И я подолгу, сидя на корточках, разглядываю перезимовавший под снегом побег, только что проросшее семечко, муравьев, торопливо бегущих по своей едва заметной тропинке через дорожку. Иногда с какой-то глухой болью вспоминаются «свои» тропинки и дорожки, деревня… Анемоны, наверное, уже отцвели. Сейчас там крокусы синеют на клумбе у подъезда, в акацийной аллее желтеют скромные цветочки гусиного лука и мать-мачехи, на кругу наливаются бутоны тюльпанов и нарциссов…
Неужели все это там существует все так же и теперь, без нас? И почки на деревьях раскрылись в то же время, что и здесь? И пчелы полетели за первым взятком… и такие же бабочки… да нет, не такие, там они были и ярче, и крупнее.
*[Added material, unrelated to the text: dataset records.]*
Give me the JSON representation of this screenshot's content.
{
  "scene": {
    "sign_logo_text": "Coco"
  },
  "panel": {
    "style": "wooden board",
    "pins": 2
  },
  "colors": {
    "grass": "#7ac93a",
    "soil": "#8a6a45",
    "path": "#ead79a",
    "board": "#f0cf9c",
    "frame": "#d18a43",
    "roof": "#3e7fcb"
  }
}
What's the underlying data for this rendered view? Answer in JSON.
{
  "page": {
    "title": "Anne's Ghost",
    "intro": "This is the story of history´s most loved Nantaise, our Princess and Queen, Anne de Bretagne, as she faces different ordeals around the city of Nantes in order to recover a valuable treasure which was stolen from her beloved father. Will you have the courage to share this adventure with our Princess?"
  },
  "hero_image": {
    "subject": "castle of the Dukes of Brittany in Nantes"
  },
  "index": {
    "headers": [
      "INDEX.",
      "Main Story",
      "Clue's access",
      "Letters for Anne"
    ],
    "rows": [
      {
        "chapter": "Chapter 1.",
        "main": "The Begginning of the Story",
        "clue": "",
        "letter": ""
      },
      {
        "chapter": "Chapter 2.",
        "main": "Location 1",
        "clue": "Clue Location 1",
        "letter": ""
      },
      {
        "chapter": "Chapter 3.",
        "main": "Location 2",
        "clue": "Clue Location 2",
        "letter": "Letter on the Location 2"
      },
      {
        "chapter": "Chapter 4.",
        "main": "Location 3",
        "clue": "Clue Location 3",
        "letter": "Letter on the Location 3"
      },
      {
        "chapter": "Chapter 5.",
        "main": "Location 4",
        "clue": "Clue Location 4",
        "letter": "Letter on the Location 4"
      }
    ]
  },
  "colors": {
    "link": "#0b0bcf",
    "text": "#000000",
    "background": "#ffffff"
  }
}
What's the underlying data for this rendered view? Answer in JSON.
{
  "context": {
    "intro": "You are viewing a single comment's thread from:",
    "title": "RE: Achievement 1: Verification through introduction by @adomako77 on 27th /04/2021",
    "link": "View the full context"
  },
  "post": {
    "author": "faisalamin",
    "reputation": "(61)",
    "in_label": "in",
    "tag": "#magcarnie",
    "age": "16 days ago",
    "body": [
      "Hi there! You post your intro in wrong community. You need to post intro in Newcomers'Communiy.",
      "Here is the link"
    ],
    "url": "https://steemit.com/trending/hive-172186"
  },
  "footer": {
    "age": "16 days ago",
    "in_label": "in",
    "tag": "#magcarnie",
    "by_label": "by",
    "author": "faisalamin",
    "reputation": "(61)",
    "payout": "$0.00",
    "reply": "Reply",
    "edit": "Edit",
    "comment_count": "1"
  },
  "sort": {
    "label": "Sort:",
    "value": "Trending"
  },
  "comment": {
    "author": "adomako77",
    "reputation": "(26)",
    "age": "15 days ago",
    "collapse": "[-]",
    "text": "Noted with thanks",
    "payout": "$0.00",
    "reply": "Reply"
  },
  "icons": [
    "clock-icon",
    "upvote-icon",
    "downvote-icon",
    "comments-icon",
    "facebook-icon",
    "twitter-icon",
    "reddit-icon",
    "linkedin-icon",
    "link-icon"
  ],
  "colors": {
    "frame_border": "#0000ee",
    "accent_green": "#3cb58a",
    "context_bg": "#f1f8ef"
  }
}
А птицы? Сколько там было птиц…
Когда же, наконец, папа скажет: «Ну, поблагодарим тетушку, погостили, пора и домой…» Время выносить из пристройки наружу драцены и пальмы, расчищать дорожки, высаживать в грунт цветы… Уже, наверно, и соловьи по ночам защелкивают возле дома, пробуя голоса, а жаворонки в поле заливаются высоко над своими незаметными ямками-гнездышками. Вот и стрижи уже появились. Только иволги, как будто, еще нет. Впрочем, это здесь, а там, наверное, и иволга прилетела… В банную аллею. Почти все птицы возвращаются к родным местам.
Сегодня третье мая. А нам все еще не пришел срок вернуться…
А может быть, уже пора? Может быть, я брожу здесь, в саду, а там, в доме, уже все решилось, и меня ищут, а тетя Дина запрягает лошадь проводить нас домой?
Как все, наверное, рады. И особенно Вера! А как же уложить мой «дом», чтобы ничего не сломать, не испортить??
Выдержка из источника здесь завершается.